Receiving the National Humanities Medal from President Barack Obama in 2016
Being named as one of Time Magazine's 100 most influential people in 1975
Caro is also known for his meticulous research methods, which often involve spending years researching and conducting interviews. He has said that he aims to spend a total of five years working on each book.
#### Notable Works or Actions
Some notable works by Caro include:
_The Years of Lyndon Johnson_ series: This multi-volume biography is considered one of the most detailed and comprehensive studies of any American president.
* _Working_, his biography of Robert Moses, which explores the life and legacy of this influential urban planner.
Caro's work has not only earned him numerous awards but also has contributed significantly to our understanding of American history and politics.
#### Impact and Legacy
Caro's impact on journalism and nonfiction writing cannot be overstated. His dedication to thorough research and meticulous detail has raised the bar for biographers and journalists everywhere. By taking a multi-volume approach to biography, Caro has shown that the most complex stories can benefit from in-depth examination.
As a result of his remarkable work, Caro is widely regarded as one of the greatest biographers of all time.
Quotes by Robert A. Caro
Robert A. Caro's insights on:

Of this there was virtually no public awareness, and Lyndon Johnson left the Presidency, and lived out his life, and died, with the American people still ignorant not only of the dimensions of his greed but of its intensity.

Luther King gave people “the feeling that they could be bigger and stronger and more courageous than they thought they could be,” Bayard Rustin said – in part because of the powerful new weapon, non-violent resistance, that had been forged on the Montgomery battlefield.

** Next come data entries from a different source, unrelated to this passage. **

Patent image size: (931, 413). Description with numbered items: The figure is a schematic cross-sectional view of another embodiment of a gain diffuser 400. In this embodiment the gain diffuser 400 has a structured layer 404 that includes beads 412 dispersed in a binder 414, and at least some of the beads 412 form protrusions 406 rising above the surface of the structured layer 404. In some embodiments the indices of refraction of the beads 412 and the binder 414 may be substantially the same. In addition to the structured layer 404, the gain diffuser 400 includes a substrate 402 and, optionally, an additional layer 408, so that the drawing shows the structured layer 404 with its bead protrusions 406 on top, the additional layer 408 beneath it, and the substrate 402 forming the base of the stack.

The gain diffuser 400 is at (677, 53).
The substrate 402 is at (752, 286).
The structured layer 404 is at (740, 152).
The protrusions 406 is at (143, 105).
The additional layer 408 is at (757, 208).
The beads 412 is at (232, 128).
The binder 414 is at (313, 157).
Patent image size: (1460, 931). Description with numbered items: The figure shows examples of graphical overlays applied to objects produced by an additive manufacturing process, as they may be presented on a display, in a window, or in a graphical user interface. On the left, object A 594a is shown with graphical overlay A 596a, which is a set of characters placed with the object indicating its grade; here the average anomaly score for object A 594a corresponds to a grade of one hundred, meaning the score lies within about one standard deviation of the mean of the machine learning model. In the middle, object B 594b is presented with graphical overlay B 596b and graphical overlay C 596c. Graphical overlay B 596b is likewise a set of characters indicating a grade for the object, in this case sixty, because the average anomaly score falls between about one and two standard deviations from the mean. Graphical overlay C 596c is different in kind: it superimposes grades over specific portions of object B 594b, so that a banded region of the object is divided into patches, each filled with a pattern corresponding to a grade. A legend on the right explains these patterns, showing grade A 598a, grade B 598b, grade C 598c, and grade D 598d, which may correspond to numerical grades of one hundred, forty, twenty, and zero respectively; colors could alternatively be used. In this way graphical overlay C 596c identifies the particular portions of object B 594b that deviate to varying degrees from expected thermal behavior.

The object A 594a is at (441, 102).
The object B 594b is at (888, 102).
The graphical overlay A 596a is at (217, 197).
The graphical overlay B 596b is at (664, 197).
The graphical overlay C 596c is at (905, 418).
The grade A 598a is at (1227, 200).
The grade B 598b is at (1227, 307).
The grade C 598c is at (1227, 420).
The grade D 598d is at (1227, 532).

One of the wise, practical people around the table” urged Johnson not to press for civil rights in his first speech, because there was no chance of passage, and a President shouldn’t waste his power on lost causes – no matter how worthy the cause might be. “The presidency has only a certain amount of coinage to expend, and you oughtn’t to expend it on this,” he said. “Well, what the hell’s the presidency for?” Lyndon Johnson replied.

But when I began researching Robert Moses’ expressway-building, and kept reading, in textbook after textbook, some version of the phrase “the human cost of highways” with never a detailed examination of what the “human cost” truly consisted of or of how it stacked up against the benefits of highways, I found myself simply unable to go forward to the next chapter. I felt I just had to try to show – to make readers not only see but understand and feel – what “human cost” meant.

A newcomer could ascertain the identity of a town’s true leaders – which storekeeper was respected, which farmer was listened to other farmers – only through endless hours of subtle probing of reticent men.

In every election in which he ran – not only in college, but thereafter – he displayed a willingness to do whatever was necessary to win: a willingness so complete that even in the generous terms of political morality, it amounted to amorality.

And he worked himself, worked himself. He had made up his mind to be President, and he was demonic in his drive.

But I don’t know anything about investigative reporting.” Alan looked at me for what I remember as a very long time. “Just remember,” he said. “Turn every page. Never assume anything. Turn every goddamned page.

I never conceived of my biographies as merely telling the lives of famous men but rather as a means of illuminating their times and the great forces that shaped their times – particularly political power, since in a democracy political power has so great a role in shaping the lives of the citizens of that democracy.

Richard Russell adored his wife. After they had been married for almost forty years, he sent her a note saying, “With a sense of love and gratitude that is overpowering, I can only say God bless you, idol of my heart.